# Real-valued DTFT

Now this is a simple question, but I still ask it for clarification:

I know that an even signal $$h[n] = h[-n]$$ results in a real-valued DTFT (we have proven that in class). Now my question is the following: does a real-valued DTFT also result in an even signal? Would this mean, that the signal of the real DTFT is always acausal?

The proof is quite straightforward.
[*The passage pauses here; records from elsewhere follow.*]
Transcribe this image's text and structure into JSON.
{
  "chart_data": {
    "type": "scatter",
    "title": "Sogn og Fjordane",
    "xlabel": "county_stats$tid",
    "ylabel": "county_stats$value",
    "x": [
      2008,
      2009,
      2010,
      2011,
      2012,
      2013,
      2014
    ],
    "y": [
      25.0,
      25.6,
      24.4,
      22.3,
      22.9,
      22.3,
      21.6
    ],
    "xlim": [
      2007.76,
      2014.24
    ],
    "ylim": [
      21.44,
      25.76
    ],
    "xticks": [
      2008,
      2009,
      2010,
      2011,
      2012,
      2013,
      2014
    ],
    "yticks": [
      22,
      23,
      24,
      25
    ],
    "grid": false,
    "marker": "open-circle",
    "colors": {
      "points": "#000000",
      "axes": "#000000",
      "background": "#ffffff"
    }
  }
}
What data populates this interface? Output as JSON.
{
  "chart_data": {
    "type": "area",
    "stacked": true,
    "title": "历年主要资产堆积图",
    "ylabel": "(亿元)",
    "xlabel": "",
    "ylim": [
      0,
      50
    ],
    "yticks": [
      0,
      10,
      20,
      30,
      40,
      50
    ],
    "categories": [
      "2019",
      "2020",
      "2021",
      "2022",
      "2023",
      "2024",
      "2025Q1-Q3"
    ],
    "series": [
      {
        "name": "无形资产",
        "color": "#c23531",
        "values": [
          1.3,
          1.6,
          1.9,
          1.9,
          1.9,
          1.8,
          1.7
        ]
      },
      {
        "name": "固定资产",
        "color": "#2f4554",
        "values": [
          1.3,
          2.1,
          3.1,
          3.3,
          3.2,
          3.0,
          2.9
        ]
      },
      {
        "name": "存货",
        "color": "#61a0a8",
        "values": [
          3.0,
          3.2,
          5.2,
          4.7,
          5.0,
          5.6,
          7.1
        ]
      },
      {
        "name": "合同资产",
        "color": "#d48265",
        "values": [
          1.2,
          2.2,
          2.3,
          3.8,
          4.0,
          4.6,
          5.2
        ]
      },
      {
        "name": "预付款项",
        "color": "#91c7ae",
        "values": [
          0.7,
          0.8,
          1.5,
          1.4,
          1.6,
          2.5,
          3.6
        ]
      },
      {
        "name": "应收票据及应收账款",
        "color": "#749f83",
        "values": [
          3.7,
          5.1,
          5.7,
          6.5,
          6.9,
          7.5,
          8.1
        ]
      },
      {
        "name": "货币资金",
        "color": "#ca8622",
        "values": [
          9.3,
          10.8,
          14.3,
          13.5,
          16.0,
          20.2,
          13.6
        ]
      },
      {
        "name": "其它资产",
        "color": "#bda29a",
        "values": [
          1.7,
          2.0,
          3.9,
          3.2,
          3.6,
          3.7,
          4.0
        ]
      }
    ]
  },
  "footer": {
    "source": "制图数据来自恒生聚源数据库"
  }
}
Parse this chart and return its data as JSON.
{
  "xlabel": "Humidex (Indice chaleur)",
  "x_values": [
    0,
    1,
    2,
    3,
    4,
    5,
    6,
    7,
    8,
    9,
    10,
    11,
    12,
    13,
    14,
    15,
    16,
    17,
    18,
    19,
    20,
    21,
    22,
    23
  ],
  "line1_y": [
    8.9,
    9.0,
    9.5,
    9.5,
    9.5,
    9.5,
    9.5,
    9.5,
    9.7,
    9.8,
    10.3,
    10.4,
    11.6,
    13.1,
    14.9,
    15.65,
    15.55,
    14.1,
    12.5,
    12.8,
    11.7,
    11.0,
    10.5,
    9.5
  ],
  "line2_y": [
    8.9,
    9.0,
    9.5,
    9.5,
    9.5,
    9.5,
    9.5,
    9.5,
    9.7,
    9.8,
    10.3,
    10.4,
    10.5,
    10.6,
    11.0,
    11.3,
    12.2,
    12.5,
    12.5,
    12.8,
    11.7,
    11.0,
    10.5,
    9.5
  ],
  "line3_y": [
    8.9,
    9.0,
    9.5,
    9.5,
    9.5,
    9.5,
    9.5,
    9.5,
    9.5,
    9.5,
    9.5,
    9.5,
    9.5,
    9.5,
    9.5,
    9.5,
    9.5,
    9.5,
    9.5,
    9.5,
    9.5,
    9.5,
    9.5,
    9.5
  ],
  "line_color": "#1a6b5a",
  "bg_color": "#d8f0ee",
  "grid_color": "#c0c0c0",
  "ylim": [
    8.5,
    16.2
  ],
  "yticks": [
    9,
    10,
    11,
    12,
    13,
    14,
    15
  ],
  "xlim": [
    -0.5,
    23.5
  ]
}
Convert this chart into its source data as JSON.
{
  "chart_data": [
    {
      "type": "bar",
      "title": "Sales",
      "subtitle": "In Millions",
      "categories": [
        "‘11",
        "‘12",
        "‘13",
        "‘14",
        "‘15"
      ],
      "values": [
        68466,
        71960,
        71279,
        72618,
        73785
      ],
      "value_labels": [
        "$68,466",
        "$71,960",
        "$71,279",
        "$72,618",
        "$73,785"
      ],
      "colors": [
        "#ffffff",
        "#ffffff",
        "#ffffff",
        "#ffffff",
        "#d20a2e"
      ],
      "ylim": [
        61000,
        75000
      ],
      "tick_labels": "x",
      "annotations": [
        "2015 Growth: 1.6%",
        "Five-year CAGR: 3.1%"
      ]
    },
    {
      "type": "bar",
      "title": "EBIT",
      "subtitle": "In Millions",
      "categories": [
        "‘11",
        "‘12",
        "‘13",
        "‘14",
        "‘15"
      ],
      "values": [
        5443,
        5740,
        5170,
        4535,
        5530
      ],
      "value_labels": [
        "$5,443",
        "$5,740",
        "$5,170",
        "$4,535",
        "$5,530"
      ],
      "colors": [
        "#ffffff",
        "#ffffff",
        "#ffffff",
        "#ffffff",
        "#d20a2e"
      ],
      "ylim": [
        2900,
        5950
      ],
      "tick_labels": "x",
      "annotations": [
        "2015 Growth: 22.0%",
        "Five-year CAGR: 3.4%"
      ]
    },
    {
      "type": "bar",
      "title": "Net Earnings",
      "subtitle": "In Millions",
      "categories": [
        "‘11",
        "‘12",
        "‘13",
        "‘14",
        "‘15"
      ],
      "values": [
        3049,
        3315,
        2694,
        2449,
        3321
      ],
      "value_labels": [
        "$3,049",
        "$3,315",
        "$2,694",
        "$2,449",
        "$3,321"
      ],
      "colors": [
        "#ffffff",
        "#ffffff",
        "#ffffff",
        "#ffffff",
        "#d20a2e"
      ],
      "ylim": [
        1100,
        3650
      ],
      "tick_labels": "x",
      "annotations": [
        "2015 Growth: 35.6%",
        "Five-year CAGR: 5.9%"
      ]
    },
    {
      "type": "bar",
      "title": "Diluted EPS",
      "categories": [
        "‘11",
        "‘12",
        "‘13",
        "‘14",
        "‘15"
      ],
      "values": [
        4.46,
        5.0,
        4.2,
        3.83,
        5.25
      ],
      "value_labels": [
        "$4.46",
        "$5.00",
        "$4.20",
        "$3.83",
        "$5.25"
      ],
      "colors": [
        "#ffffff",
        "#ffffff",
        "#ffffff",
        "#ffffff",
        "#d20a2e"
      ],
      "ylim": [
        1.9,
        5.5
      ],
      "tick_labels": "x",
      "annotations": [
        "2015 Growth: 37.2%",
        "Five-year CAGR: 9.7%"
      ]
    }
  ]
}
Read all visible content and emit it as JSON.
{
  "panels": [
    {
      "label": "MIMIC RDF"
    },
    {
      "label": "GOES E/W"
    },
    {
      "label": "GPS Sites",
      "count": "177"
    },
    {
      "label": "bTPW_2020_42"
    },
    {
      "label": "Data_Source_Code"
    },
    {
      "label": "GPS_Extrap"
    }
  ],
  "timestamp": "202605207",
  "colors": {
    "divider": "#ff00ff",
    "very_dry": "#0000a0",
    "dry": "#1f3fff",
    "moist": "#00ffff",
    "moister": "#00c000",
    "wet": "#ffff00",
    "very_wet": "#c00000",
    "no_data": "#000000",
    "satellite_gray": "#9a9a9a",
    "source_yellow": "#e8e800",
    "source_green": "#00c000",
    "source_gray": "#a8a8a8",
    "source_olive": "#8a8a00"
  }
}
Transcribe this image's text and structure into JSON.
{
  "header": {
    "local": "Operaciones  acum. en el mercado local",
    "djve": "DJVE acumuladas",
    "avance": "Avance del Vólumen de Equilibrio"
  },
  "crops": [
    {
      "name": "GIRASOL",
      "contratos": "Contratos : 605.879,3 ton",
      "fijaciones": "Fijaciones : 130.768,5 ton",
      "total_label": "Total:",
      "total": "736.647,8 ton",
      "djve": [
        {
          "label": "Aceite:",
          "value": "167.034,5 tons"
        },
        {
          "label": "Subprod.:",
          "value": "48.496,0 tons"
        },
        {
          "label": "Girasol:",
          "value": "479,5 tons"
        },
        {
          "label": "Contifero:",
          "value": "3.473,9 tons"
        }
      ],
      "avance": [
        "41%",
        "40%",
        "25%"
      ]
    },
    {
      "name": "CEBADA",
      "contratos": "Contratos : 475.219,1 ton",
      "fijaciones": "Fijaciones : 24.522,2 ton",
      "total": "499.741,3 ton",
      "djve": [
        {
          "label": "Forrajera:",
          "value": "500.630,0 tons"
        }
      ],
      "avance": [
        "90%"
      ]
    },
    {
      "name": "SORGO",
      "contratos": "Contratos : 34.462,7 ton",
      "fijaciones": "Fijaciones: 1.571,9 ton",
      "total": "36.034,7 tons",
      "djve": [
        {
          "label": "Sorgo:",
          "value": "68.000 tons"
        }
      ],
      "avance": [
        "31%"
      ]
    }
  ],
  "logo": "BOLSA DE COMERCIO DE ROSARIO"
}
With

$$x[n]=\frac{1}{2\pi}\int_{-\pi}^{\pi}X(e^{j\omega})e^{jn\omega}d\omega\tag{1}$$

and with $$X(e^{j\omega})=X^*(e^{j\omega})$$ (i.e., a real-valued DTFT) we get

\begin{align}x[-n]&=\frac{1}{2\pi}\int_{-\pi}^{\pi}X(e^{j\omega})e^{-jn\omega}d\omega\\&=\frac{1}{2\pi}\left[\int_{-\pi}^{\pi}X^*(e^{j\omega})e^{jn\omega}d\omega\right]^*\\&=\frac{1}{2\pi}\left[\int_{-\pi}^{\pi}X(e^{j\omega})e^{jn\omega}d\omega\right]^*\\&=x^*[n]\end{align}

i.e., if $$X(e^{j\omega})$$ is real-valued we obtain

$$x[n]=x^*[-n]$$

(or $$x[n]=x[-n]$$ if $$x[n]$$ is real-valued).

So it's true that a real-valued DTFT cannot correspond to a causal sequence, other than the trivial sequence $$x[n]=a\delta[n]$$ with $$a\in\mathbb{R}$$.

• Thank you a lot! : ) – Phobos Mar 9 '20 at 9:24